Gewinner als Sieger

Die SPÖ hat bei der Kärntner Landtagswahl 9 Prozentpunkte eingebüßt, bleibt aber mit Abstand stärkste Partei. Leichte Gewinne von jeweils 1,6 Prozentpunkten verzeichnen ÖVP und FPÖ. Letztere jedoch gilt in fast allen Medien fälschlicherweise als „Wahlsiegerin“.

Franz Schlacher *

Als Anlass-Wechselwähler und phasenweise auch ideologisch, jedenfalls parteipolitisch „Ungebundener“ verspüre ich großes Unbehagen, wenn Redakteurinnen und Redakteure in mutmaßlich unabhängigen Print- und Online-Medien das politische Vokabel „Wahlsieger“ immer wieder strapazieren, aber den Fakten widersprechend verwenden. Belege finden sich in Qualitäts-Medien ebenso wie in Boulevard-Medien, regionalen Medien, etc.). Was ist das?

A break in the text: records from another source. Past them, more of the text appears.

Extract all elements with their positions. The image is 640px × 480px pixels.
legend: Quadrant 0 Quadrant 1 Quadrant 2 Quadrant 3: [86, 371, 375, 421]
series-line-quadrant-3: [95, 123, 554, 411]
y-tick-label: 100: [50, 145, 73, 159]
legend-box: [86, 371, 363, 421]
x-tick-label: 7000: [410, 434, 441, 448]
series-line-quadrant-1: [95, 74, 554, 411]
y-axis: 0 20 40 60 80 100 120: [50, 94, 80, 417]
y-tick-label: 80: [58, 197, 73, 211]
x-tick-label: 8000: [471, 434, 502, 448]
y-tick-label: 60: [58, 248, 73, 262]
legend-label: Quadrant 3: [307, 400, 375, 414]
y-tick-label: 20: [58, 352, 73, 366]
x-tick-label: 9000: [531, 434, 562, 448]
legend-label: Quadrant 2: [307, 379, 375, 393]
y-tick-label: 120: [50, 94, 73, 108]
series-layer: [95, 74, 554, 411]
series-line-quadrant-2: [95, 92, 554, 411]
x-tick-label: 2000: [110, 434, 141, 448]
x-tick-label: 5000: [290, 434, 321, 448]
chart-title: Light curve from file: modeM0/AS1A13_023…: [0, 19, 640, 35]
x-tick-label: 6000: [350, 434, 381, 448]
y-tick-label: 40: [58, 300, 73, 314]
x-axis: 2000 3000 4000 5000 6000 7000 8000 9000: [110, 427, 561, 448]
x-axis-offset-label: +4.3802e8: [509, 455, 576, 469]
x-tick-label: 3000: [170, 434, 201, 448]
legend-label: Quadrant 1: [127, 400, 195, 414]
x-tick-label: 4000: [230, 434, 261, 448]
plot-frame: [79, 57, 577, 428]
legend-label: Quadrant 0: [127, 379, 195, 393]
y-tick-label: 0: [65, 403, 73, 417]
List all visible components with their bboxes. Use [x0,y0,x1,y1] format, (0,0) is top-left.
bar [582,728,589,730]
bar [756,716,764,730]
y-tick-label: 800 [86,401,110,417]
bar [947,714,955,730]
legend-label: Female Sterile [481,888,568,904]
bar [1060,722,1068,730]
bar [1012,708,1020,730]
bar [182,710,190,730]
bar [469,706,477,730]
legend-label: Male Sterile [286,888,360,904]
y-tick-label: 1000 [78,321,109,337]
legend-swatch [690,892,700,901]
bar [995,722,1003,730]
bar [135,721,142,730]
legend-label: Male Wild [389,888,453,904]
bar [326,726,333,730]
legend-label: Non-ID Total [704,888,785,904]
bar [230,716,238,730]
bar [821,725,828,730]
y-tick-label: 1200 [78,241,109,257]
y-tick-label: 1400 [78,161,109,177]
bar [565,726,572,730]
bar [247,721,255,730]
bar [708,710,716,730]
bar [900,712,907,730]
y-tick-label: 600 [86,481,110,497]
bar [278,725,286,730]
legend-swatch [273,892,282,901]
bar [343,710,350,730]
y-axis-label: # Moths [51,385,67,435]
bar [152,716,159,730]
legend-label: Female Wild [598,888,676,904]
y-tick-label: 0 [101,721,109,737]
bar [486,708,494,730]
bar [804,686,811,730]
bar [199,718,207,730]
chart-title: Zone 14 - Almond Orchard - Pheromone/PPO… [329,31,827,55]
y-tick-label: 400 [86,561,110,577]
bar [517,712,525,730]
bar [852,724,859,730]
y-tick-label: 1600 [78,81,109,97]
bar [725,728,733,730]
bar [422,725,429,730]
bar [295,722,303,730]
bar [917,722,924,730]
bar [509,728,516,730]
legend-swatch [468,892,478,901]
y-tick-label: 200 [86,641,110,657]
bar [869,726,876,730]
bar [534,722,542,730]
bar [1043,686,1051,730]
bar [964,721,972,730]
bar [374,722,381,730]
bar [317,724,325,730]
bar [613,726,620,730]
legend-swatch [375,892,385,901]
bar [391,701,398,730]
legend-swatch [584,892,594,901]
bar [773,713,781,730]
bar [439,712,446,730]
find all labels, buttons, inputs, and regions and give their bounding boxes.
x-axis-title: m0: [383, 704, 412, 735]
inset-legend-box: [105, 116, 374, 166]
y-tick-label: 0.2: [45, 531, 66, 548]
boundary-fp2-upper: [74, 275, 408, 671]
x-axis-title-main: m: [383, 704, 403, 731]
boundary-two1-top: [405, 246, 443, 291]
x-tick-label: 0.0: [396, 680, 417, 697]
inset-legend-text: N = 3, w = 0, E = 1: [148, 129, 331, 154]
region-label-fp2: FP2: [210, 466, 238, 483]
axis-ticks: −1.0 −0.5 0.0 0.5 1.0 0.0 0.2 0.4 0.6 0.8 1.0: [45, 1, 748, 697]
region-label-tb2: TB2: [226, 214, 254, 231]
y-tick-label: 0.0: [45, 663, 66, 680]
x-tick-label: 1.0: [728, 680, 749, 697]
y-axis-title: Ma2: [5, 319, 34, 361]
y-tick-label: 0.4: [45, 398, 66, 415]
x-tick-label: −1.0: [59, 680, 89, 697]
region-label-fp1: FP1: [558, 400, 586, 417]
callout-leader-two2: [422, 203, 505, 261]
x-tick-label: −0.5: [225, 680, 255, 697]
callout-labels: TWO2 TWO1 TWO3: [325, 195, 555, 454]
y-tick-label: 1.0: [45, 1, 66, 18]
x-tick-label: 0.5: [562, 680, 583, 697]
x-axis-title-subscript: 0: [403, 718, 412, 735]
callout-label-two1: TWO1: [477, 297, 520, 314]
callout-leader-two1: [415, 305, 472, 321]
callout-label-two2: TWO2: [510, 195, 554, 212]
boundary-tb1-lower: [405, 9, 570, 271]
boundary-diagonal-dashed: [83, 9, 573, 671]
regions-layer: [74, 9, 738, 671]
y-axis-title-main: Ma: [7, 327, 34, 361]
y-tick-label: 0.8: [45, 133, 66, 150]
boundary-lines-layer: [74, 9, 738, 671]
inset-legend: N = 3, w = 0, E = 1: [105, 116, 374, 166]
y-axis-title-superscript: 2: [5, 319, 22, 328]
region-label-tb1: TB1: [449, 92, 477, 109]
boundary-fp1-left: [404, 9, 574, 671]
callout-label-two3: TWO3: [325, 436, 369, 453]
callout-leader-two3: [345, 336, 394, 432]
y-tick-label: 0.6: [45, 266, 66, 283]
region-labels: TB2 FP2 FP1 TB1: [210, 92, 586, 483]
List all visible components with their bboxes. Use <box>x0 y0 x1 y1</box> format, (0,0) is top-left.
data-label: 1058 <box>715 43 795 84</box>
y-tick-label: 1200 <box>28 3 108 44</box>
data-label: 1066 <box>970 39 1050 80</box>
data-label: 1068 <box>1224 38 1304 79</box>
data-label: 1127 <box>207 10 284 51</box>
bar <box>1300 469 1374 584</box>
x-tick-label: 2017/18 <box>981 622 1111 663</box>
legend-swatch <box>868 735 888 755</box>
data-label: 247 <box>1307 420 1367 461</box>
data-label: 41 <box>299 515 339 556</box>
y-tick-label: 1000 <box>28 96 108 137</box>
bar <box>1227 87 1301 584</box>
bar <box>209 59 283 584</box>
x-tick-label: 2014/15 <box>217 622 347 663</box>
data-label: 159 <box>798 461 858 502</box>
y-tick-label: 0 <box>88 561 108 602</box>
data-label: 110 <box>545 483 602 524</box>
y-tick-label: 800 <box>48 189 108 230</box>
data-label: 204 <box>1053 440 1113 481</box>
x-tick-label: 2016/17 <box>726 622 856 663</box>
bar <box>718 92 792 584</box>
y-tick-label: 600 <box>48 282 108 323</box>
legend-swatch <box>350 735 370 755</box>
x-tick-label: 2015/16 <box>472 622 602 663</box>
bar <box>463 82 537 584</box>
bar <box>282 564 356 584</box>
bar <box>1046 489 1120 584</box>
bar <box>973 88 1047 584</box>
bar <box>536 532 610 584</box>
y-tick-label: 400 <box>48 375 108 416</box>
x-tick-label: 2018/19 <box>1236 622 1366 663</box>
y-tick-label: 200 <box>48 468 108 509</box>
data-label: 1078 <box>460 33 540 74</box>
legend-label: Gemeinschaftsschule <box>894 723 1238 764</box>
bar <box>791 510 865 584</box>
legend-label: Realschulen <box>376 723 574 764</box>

Unbedachte, bestenfalls unbeabsichtigte, schlimmstenfalls jedoch beabsichtigte Partei-Propaganda? Harmloser Fertigteil-Journalismus im Mainstream-Jargon? Oder einfach superlativ-verliebter Schreib-Duktus? Was auch immer. Für mich als Medien-Konsument ist das jedenfalls eines: Falsch-Information! Und in ihrer Aufdringlichkeit gar nicht mehr harmlos.

Beispiele:

vienna.at

„Ergebnis steht fest: FPÖ ist der Wahlsieger in Niederösterreich
Die FPÖ legte stark zu und erreichte nach den 14,76 Prozent von 2018 nun 24,19 Prozent. Damit überholten die Freiheitlichen die SPÖ, die gut drei Prozentpunkte einbüßte.“

Die Presse 29.01.2023 um 21:31, von Ulrike Weiser

Das Ende der schwarzen Allmacht in Niederösterreich
„Die ÖVP braucht nun zum Regieren einen Partner. Der Wahlsieger FPÖ will nicht – bleibt nur der Wahlverlierer SPÖ.“

DER STANDARD Michael Völker 29.1.23

Der große Wahlsieger in Niederösterreich ist eindeutig die Freiheitliche Partei. Das hat weit über Niederösterreich hinaus Bedeutung.“

meinbezirk.at

Klarer Wahlsieger der Landtagswahl 2023 ist die FPÖ. In Wien sind die Gefühle ob der ersten Ergebnisse gemischt.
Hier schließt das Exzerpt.